Gisela ist aufgestiegen. Führungsposition. Also beinahe. Ein bisschen gehoben aber auf jeden Fall. Wir sind stolz auf sie. Nur wie soll das mit dem Führen klappen, wenn sie spricht wie Minimaus? Darum haben wir ihr einen Kurs in Stimmbildung geschenkt. Nun spricht sie zwar nicht mehr mausemäßig, aber ein leichtes Nagetier-Timbre ist geblieben. „Üben!“, hat ihr Stimm-Coach gesagt. „Immer weiter üben!“ Und Sylvia hat diese Anregung aufgegriffen.

„Aber du meintest: Karaoke!“, trötet Gisela jetzt, und ich frage mich, ob vielleicht genau das stimmlich dabei herauskäme, wenn man eine Maus mit einem Elefanten kreuzt. „Wo ist dann das Problem?“, giftet Sylvia zurück: „Es ist Karaoke!“ Ich nicke: „Im weitesten Sinn.“ Sie hatte gesagt: Karaoke. Sie hatte gesagt: In einer angesagten Bar. Und sie hatte gesagt: Lasst euch überraschen. Na, und das sind wir ja jetzt auch. Denn leider hatte sie verschwiegen, dass es sich hier um Pornokaraoke handelt. Arme Gisela, in ihrer Haut möchte ich nun nicht stecken.

Auf der Bühne steht ein Pärchen und synchronisiert einen Pornofilm aus den Siebzigern: Fönfrisuren, türkisfarbener Lidschatten und die Klamotten, tja, von Klamotten ist da auf der Leinwand nicht mehr viel zu sehen. Dafür ist aber was zu hören. Aus dem Lautsprecher. Von dem Pärchen am Mikrofon. „Merkst du nicht, wie sich da gleich das Zwerchfell lockert und schwingt?“, versucht Sylvia wieder die fachliche Ebene zu wahren. „Das müsste deinen Stimm-Coach doch freuen.“ Giselas giftiger Kommentar geht im synchronen Bühnen-Stöhnen und einem jodelartigen Triller unter.

„Und du hast doch auch gelernt, dass sich die Entspannung beim Orgasmus positiv auf die Stimme auswirkt. Das stimmt doch, oder?“, versucht Sylvia erneut zu theoretisieren. „Ja, tut sie. Aber um einen Orgasmus vorzutäuschen, hätte ich auch zu Hause bleiben können“, meckert Gisela. „Oh, dass es so ist bei euch, hätte ich nicht gedacht. Ich meine sooo lange seid ihr doch auch noch nicht zusammen“, stutzt Sylvia ehrlich überrascht und ködert: „Aber hier bekommst du immerhin Applaus dafür.“ Sie grinst. Giselas halbherziger Konter wird prompt vom Tosen des Publikums übertönt. Das Pärchen verneigt sich, und der Conférencier nickt Sylvia zu, als er auf die Bühne geht.

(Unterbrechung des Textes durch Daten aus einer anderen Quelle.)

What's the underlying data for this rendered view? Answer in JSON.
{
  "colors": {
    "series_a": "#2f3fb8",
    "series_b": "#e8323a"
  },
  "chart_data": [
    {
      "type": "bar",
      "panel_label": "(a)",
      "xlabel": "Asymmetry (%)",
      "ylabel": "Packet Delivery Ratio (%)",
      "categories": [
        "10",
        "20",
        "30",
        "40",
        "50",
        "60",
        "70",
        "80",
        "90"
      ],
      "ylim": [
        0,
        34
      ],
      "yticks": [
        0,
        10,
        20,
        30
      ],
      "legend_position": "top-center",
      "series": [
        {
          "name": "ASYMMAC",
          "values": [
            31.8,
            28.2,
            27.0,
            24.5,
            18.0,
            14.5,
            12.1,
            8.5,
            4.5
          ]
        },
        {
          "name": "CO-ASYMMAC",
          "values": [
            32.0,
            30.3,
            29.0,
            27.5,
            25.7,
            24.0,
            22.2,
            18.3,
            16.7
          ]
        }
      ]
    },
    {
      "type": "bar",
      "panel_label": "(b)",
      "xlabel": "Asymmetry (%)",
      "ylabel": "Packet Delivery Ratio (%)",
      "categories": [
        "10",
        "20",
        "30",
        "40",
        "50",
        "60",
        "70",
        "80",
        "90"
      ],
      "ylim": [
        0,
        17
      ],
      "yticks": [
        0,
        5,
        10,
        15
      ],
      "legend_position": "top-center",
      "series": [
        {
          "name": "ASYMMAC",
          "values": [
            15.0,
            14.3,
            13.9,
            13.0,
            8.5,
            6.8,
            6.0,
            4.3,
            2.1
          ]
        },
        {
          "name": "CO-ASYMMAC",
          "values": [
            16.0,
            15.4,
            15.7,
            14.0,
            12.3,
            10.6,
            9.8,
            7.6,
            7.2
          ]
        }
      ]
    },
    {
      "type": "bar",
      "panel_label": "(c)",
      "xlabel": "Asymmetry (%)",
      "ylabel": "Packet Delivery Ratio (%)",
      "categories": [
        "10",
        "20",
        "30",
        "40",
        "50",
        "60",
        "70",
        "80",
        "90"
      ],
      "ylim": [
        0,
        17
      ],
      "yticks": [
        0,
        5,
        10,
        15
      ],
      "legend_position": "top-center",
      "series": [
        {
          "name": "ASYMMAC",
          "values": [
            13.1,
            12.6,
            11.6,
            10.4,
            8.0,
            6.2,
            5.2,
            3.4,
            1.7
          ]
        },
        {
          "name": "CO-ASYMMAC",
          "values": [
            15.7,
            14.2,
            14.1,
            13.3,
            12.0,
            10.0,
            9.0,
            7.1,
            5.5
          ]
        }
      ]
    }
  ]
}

„Auf jetzt, Mädels“, raunt sie, „wir sind dran!“ Sie sieht mich aufmunternd an. „Wieso wir?“, frage ich irritiert. Davon war nicht die Rede. „Weil wir etwas für drei machen!“, säuselt sie und entschwindet Richtung Mikrofon, mit Gisela im Schlepptau. Zu dritt? Vor allen Leuten? Ach, was soll’s. Vielleicht ist es ja wirklich gut fürs Zwerchfell. Sehen wir es als Übung. Sylvia winkt, und ich stehe auf. In Ordnung, ahhh, ich komm ja schon!